# Yiddish: Back of Another Photograph



## PocketWatch

I was unaware that there are some Yiddish speakers on this forum. I speak some but cannot read the script. Can someone translate this sentence:

http://i128.photobucket.com/albums/p181/EdwardDocumentary/GittelText.jpg?t=1202858262

Thank you very much, it is appreciated.


----------



## cfu507

If you want the rules for reading you can find them here.

פון = from - *פֿון fun*
שוואגער = brother-in-law - *שוואָגער shvoger *

It is hard to recognize the letters.
Perhaps באוער is a name, the name of the brother-in-law.

Can you attach the picture?


----------



## cfu507

OK, from Yiddish to Hebrew it would probably be:
למזכרת מהחדש, גיס מויש באוער

As a keepsake from the new, brother-in-law Moyshe Bauer. Does it make sense? I don't know what you have in this picture.

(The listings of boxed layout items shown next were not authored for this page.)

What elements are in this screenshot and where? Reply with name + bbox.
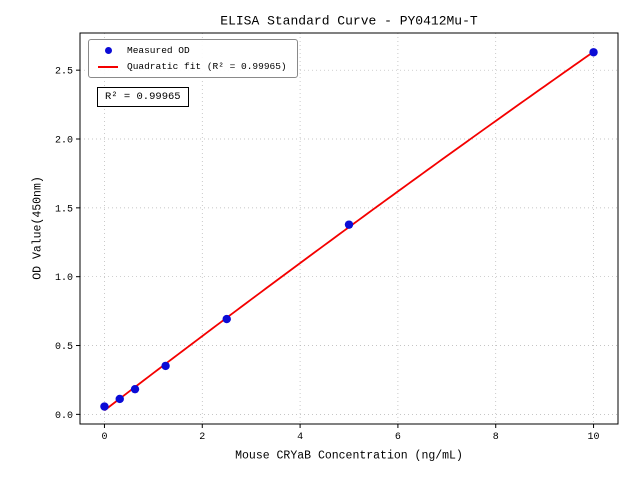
data-point [130, 384, 140, 394]
y-tick-label: 2.0 [55, 136, 73, 147]
x-tick-label: 6 [395, 432, 401, 443]
data-point [589, 48, 598, 57]
plot-frame [79, 32, 619, 425]
x-tick-label: 8 [493, 432, 499, 443]
legend-item-fit: Quadratic fit (R² = 0.99965) [97, 61, 287, 72]
x-tick-label: 0 [101, 432, 107, 443]
data-point [115, 394, 124, 404]
y-tick-label: 0.0 [55, 411, 73, 422]
data-point [161, 361, 170, 371]
chart-title: ELISA Standard Curve - PY0412Mu-T [220, 13, 478, 29]
legend-swatch [97, 47, 119, 54]
y-tick-label: 2.5 [55, 67, 73, 78]
legend-label-measured: Measured OD [127, 45, 190, 56]
y-tick-label: 1.0 [55, 273, 73, 284]
legend: Measured OD Quadratic fit (R² = 0.99965) [88, 39, 298, 78]
y-tick-label: 0.5 [55, 342, 73, 353]
x-tick-label: 10 [588, 432, 600, 443]
scatter-marker-icon [104, 47, 112, 54]
data-point [344, 220, 354, 229]
x-tick-label: 4 [297, 432, 303, 443]
legend-swatch [97, 65, 119, 68]
x-tick-label: 2 [199, 432, 205, 443]
legend-label-fit: Quadratic fit (R² = 0.99965) [127, 61, 287, 72]
data-point [222, 314, 231, 324]
y-tick-label: 1.5 [55, 204, 73, 215]
y-axis-label: OD Value(450nm) [31, 176, 45, 280]
line-marker-icon [98, 65, 118, 68]
data-point [100, 402, 109, 411]
r-squared-annotation: R² = 0.99965 [97, 87, 189, 107]
legend-item-measured: Measured OD [97, 45, 287, 56]
x-axis-label: Mouse CRYaB Concentration (ng/mL) [235, 449, 463, 463]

Maybe it is a letter from a brother-in-law to his family and the "new" is a baby? Maybe the brother-in-law is the new guy in the family (there was a wedding)...

צין = to/for
What looks like אנדענקינג is probably אגדנקינג (agedenking) which means: souvenir, reminder. Something to make you remember the person in the picture.
What looks like נאוד is probably ניעס and a comma. נאיעס(nayes) is new.
What looks like וויש is probably מויש the name Moyshe (Moshe)


----------



## David

*The top line looks to me like Tsum ondenkung fun Nahum, a common first name. The second line seems to say Shvoger Moish Bayer.*  Andenken is the German verb _to remember_; _ondenkung _would be the Yiddish noun form; _tsum ondekung fon_ means "in memory of." The  M at the beginning of Moish is indistinct because the two vertical strokes are squooshed together, which happens when you are writing with a cheap scratchy nib; when you write from right to left with the right hand, your hand is behind the pen, and you have to "push" it forward, just as "lefties" have to do when writing from left to right, and that makes some letters just squoosh together when the nib (these are pre-Bic days) digs into the paper or hits a little irregularity in the paper, so the mem (M) came out looking like a double-Vov (V). I don´t see anything about _nay(e)(s)._

But does that make sense in family history: "Tsum ondenkung fun Nahum, Shvoger Moish Bayer," *In (or to the) memory of Nahum, Brother-in-law Moish Bayer*? If the subject of the photo is a man who had passed away, and his brother in law was now giving somebody a photo of the deceased taken previously, that would make sense.


----------



## PocketWatch

This picture is of a woman and her husband. They both died and the picture was given to her brother. That would make sense. Thank you.


----------